Frank Baum hat „Das zauberhafte Land Oz“ geschrieben, um an den Erfolg des „Zauberers von Oz“ anzuknüpfen und ein neues, erfolgreiches Musical zu erschaffen. Dafür hat er dem Blechmann und der Vogelscheuche Hauptrollen gegeben und sie mit anderen, bizarren Gestalten ergänzt. Die Rechnung ging damals für das Theater nicht auf, und auch in dem Comicbuch springt der Funke, der die ersten Bände der „Oz“-Reihe so unwiderstehlich gemacht hat, nicht über.
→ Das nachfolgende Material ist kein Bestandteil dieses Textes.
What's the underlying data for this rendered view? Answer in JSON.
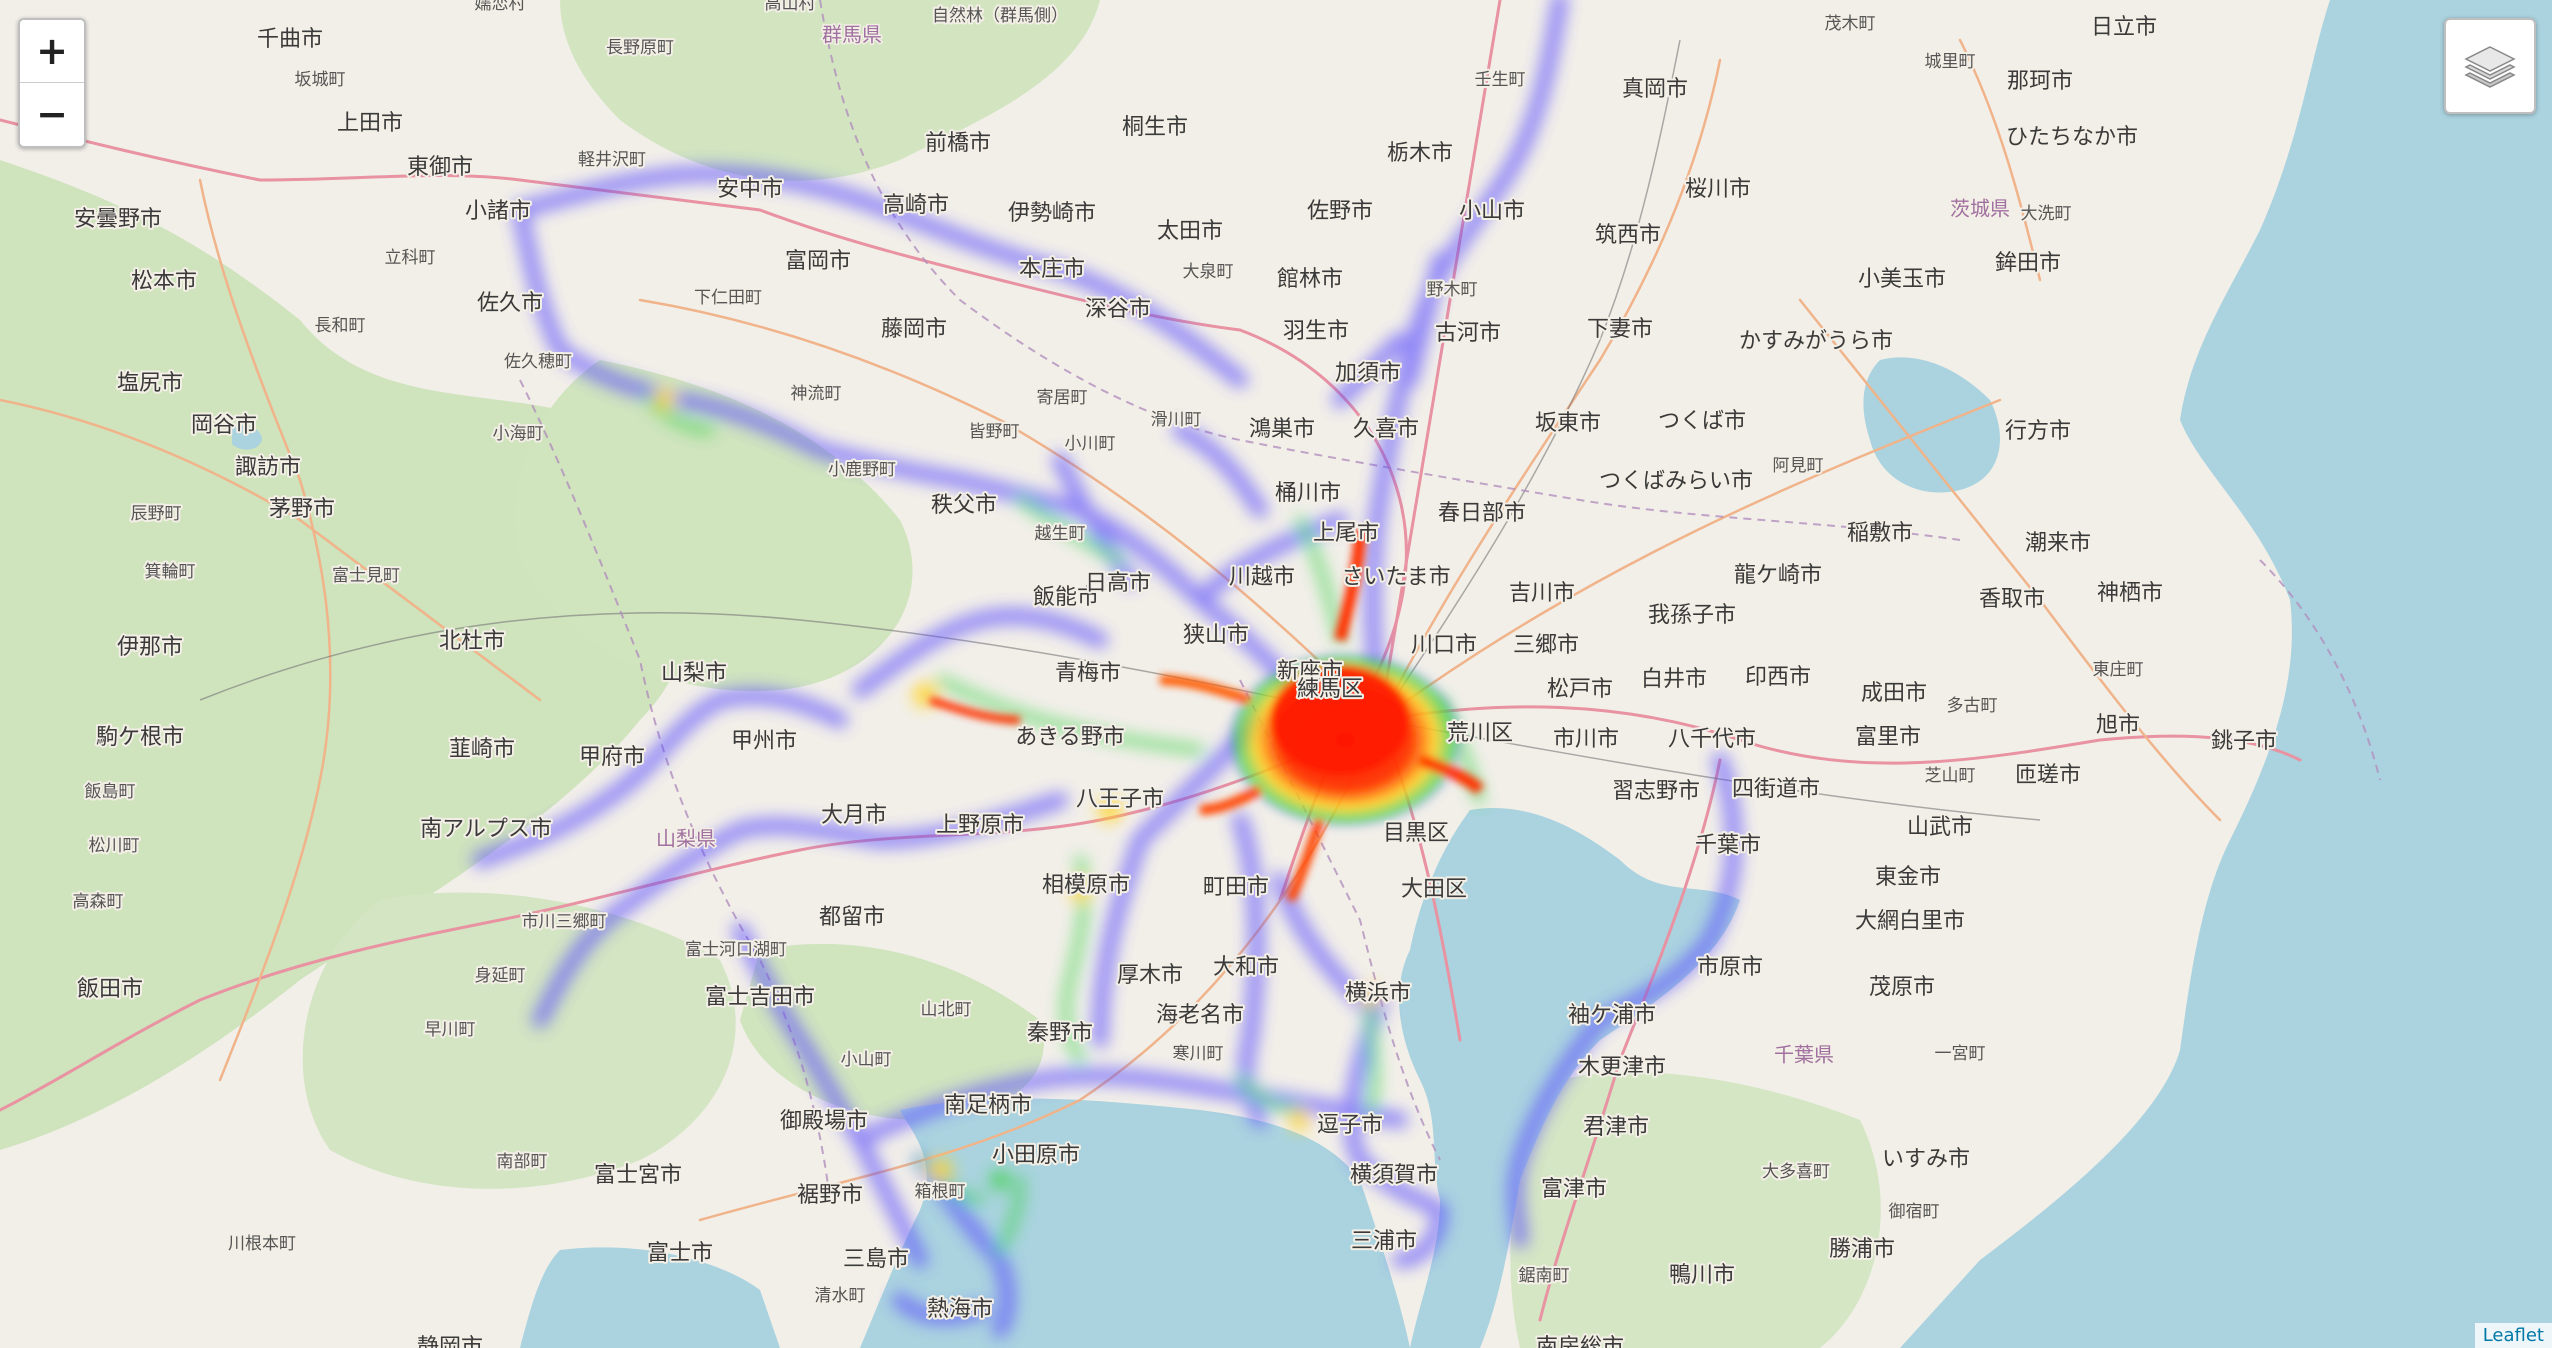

Das liegt keinesfalls daran, dass die Qualität weniger hervorragend wäre. Die Zeichnungen sind originell, lebendig und liebevoll wie zuvor, die Kolorierung ebenfalls. Die Geschichte hat einige sehr interessante Aspekte, wie zum Beispiel die Idee einer Mädchenarmee unter der Regie einer Generalin, die aus ebenso fadenscheinigen Gründen in den Krieg zieht wie alle anderen. Das ausführliche und interessante Vorwort von Eric Shanower hat zu diesem erst einmal wie vernichtende Kritik an der Frauenrechtsbewegung jener Zeit wirkenden Teil der Geschichte gute Hintergrundinformationen. Da zudem der Comic durch eine Galerie schöner Variant-Cover und Charakterskizzen am Schluss ergänzt wird, bleibt in dieser Hinsicht kein Wunsch offen.

Doch die Geschichte selber zieht sich stellenweise sehr in die Länge. Tip und seine Gefährten irren durch Oz, reisen hierhin und dorthin, und auch wenn die Landschaft spannend ist, sind ihre endlosen Gespräche mit viel Eigenlob, Bissigkeit und leerem Gerede es nicht. Baum zeigt hier eine Verliebtheit mit seinen Figuren, die der Erzählung alle Energie nimmt, und es überrascht, wie grob die Helden zum Teil miteinander umgehen. Dass in den „Oz“-Geschichten nicht alle immer harmonisch sind, macht ihren Reiz aus, jedoch mehr, wenn es eine Bereicherung darstellt und nicht einen Selbstzweck. Tip, der als Hauptfigur der Geschichte startet, wird immer mehr zum Randcharakter und gewinnt erst wieder am Ende, wenn auch jeder Leser mittlerweile oft genug gehört hat, dass der Blechmann ein gutes Herz besitzt und die Vogelscheuche einen scharfen Verstand.

Somit ist „Das zauberhafte Land Oz“ definitiv ein Band, der in der Sammlung nicht fehlen sollte, doch mit Sicherheit nicht der Stärkste in der Reihe.